Lebih Penting Mana Beragama atau Hidup Beriman?

Fanatisme ada di semua agama di segala jaman. Kejadian-kejadian yang berawal dari fanatisme agama di Indonesia akhir-akhir ini membuat saya terusik untuk bertanya. Apakah Yesus menghendaki para pengikutNya (orang-orang yang mau mendengarkan ajaranNya dan hidup dengan cara yang dikehendakiNya) untuk fanatik?

Sebagai orang yang tidak ahli dalam ilmu alkitab, sekilas saya hanya teringat perumpamaannya tentang "kubur yang bercat putih". Menurut saya, perumpamaan itu mencerminkan sikap Yesus terhadap kehidupan beragama. Kalau tidak salah tafsir, Yesus mencela orang yang hidup beragamanya sempurna tetapi tidak bersikap manusiawi dalam kehidupan nyata. Dengan lebih jelas lagi Yesus menceriterakan tentang seorang Samaria yang tergeletak di jalan karena dirampok. Yesus tidak memuji kaum agamawan yang melewati orang berkesusahan itu tanpa menolong demi sempurna taatnya pada aturan agama.
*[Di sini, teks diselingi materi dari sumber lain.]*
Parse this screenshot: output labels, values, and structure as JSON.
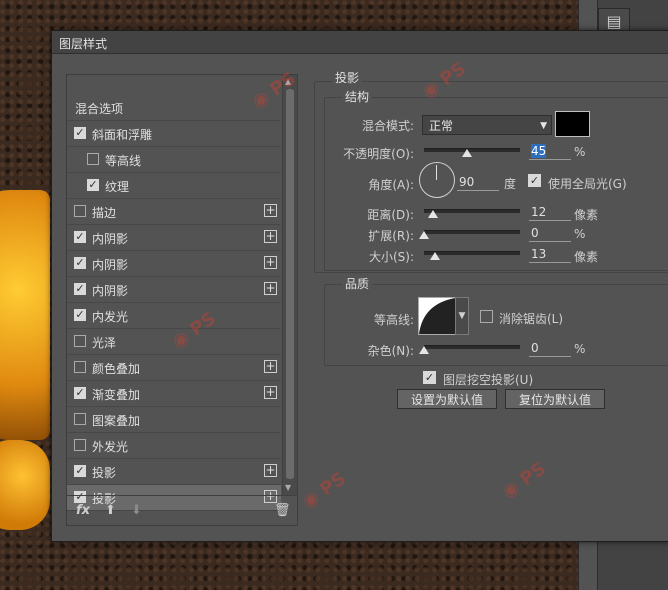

Menurut saya sikap Yesus sangat jelas. Dia tidak menghendaki fanatisme pada agama, yang seringkali malah membuat manusia tidak manusiawi lagi. Yesus menginginkan fanatisme hanya pada iman kepada Allah yang mahakasih, dan fanatisme pada cinta kasih terhadap sesama, humanisme yang nyata dalam hidup.

Teman, Yesus seperti saya dan kalian semua bukanlah tokoh besar pada jamannya. Dia orang biasa, anak tukang kayu. Dia bukan raja, pangeran atau pejabat berpengaruh. Orang-orang mau mendengarkan perkataanNya karena yang dikatakan adalah kebenaran tak tersangkal. Mereka kemudian membangun hidup berdasarkan pengajaran itu dan kemudian berkumpul sebagai komunitas. Yesus tidak secara langsung mendirikan agama. Orang-orang yang mau hidup dengan caraNya itulah yang kemudian disebut komunitas kristen. Oleh karenanya arti Gereja pertama-tama bukanlah bangunan atau organisasi agama, tetapi orang-orang, yaitu saya dan kalian.

Jadi, tidak cukuplah kalau kamu sempurna beragama. Sempurnalah hidup dalam cinta kasih. Menurut saya, lebih utama menjadi "orang baik" dari pada menjadi "orang beragama".